Dreaded Post

I wanted to start blogging more regularly in 2012, but somethings happened.  Martin Luther King weekend was a long one.  Problems that I seemed to have didn’t seem important after 1/16/2012.

Me and me bestie talk almost everyday.  Her mother had been in the hospital for a while and she had recently gone to see her in intensive care after a lung transplant.  Her mother passed away on the 16th.  I did not know how or do not know how to console her.

And.

My mother moved a friend into the house after my brother had moved out.  Her friend and her had been dating.  He had recently found out he had liver cancer in November 2012.  The signs were all there and we knew he did not have long.  A self-proclaimed work-a-holic he had not been to work in weeks and had been in and out of the hospital since December.

That Monday (1/16/2012) he passed away in the house.  I was there and I feel like I bear some of the burden of his death because I didn’t check on him that day.  He was breathing hard, like he normally did.  It was not until my mother went to check on him that night, that we found out he was dead.

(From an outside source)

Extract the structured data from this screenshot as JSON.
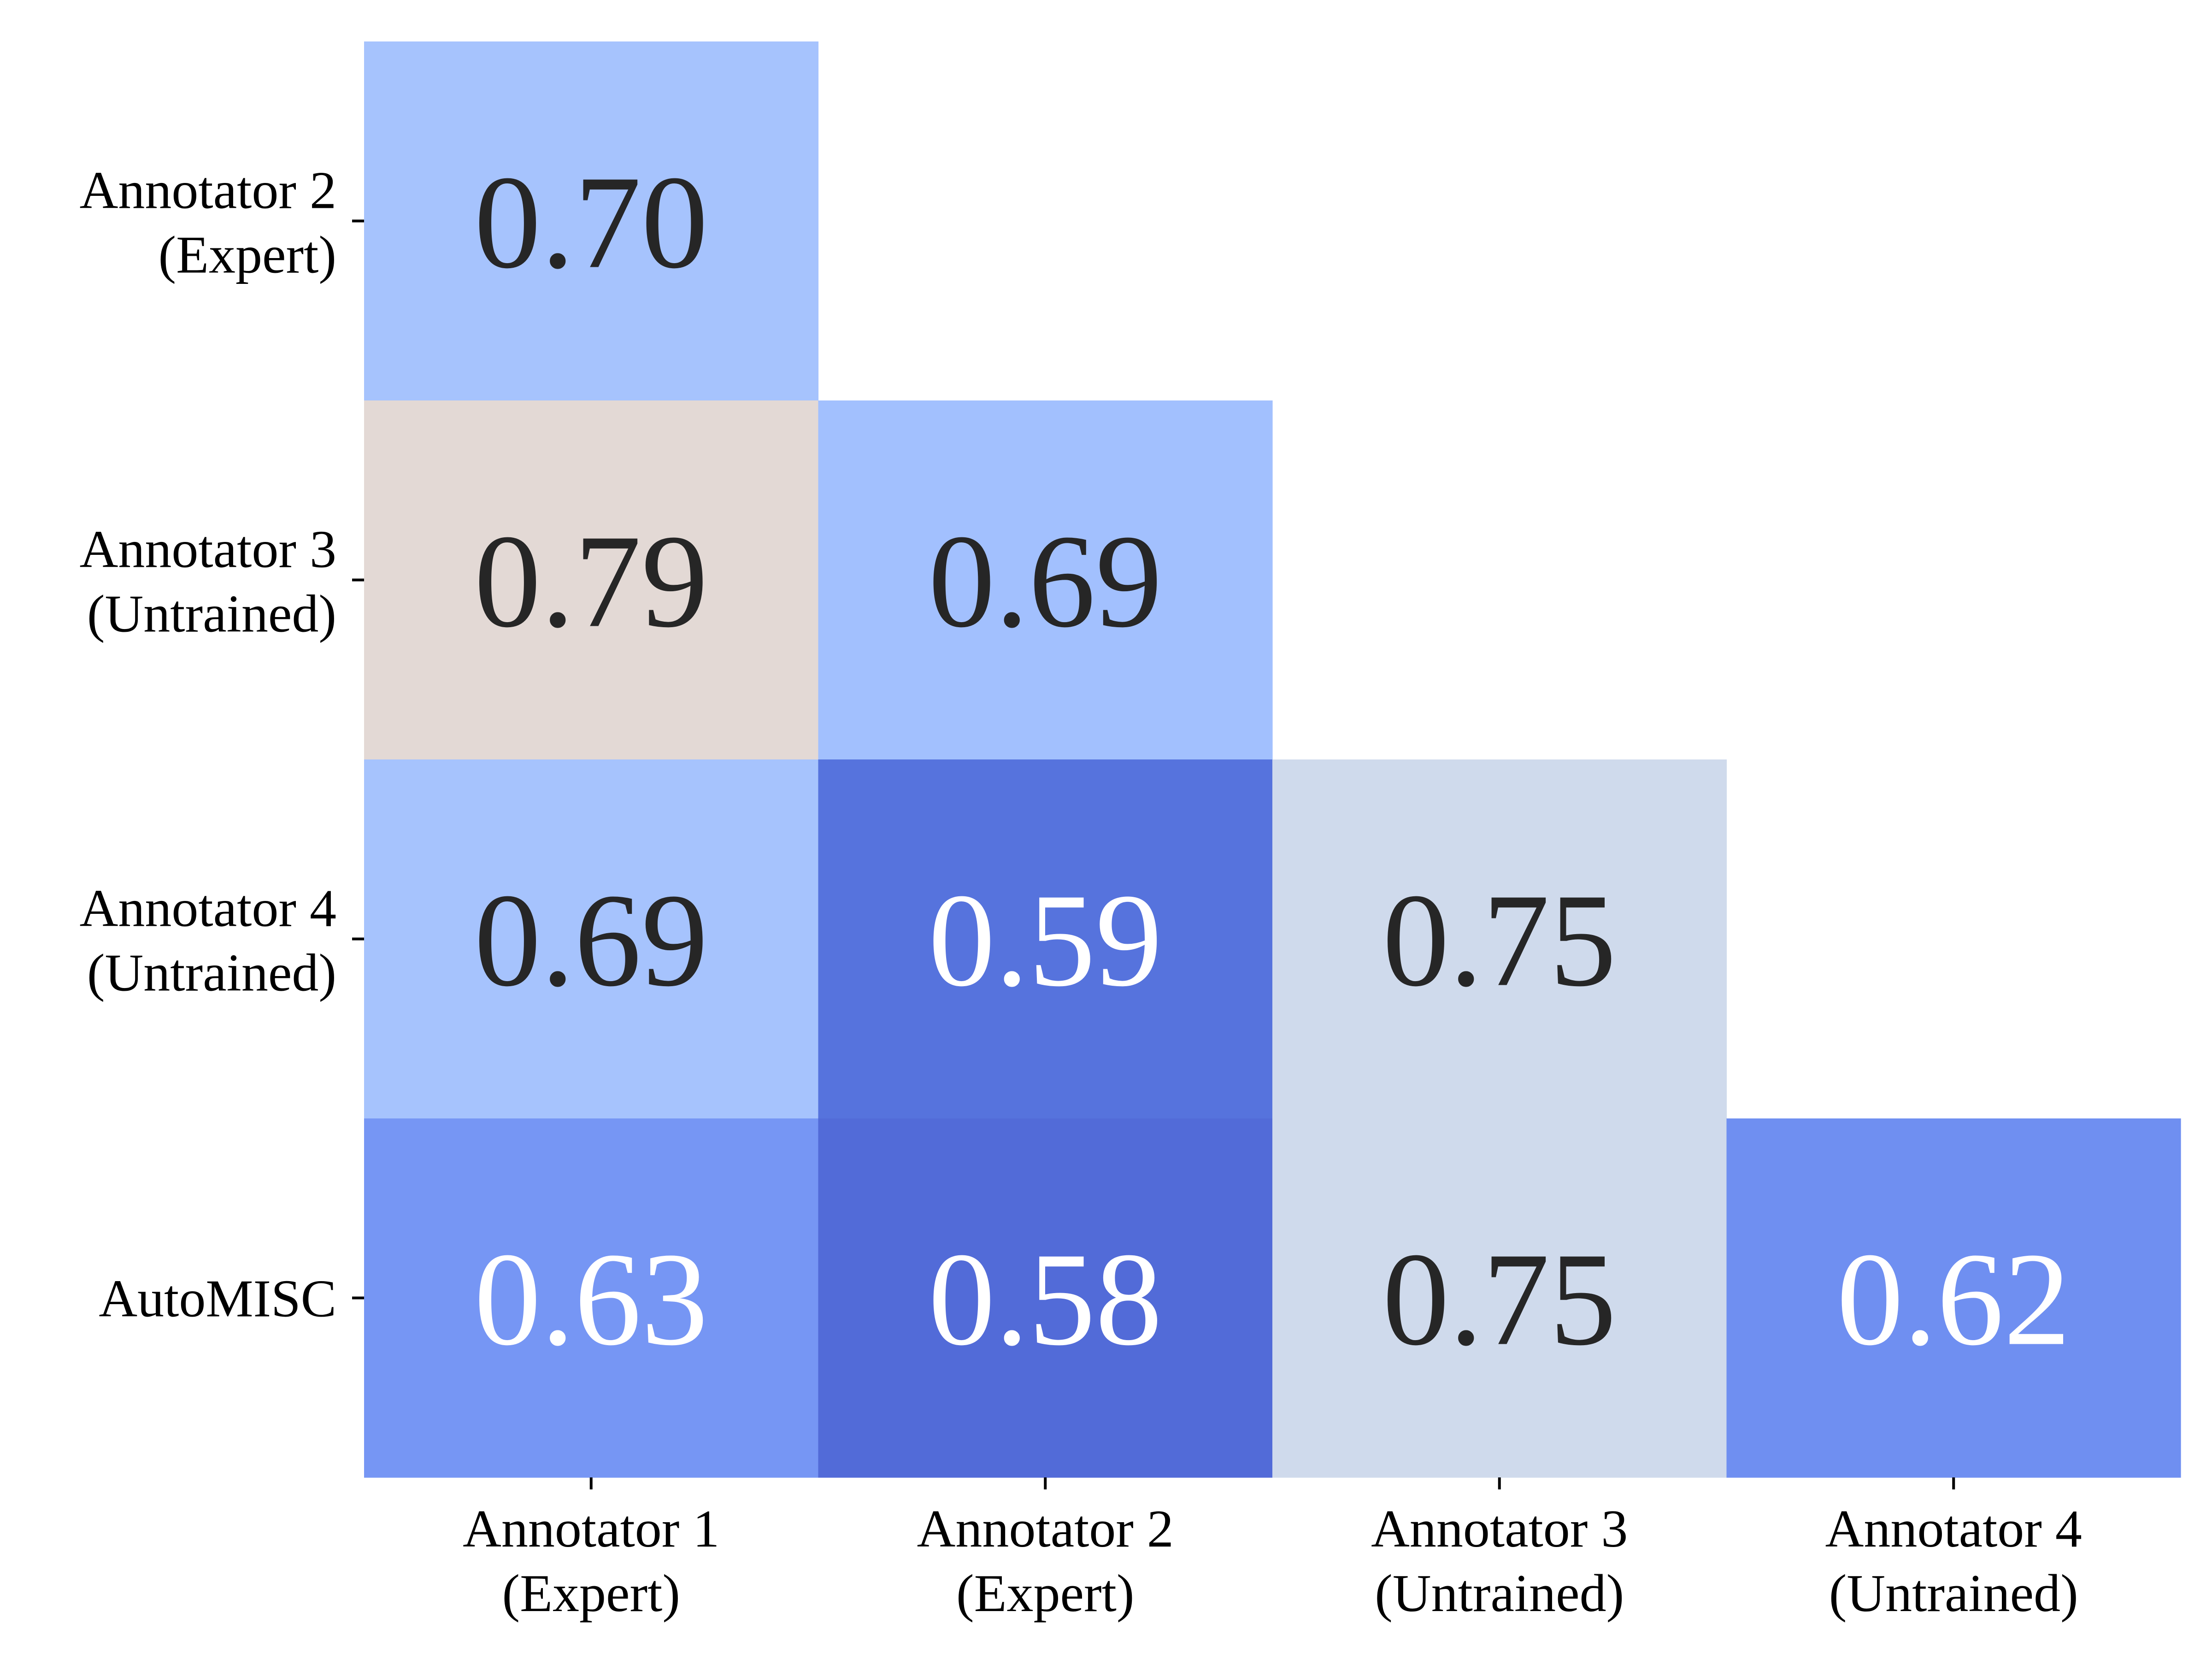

The ordeal was surreal.  Tons of police in the house and his body.  It took until 4am the next morning until everything was calm and it was just my mom and me.  There were lots of nights on the couch and days of not working.

I’m still trying to deal with both deaths and continue living.  I don’t know how.  I think about what I did that constantly.  I could have been more diligent and checked on him when I heard his breathing.  I could have been a better human being.  Dozens of people say it’s not my fault, but I do feel I have a part in it.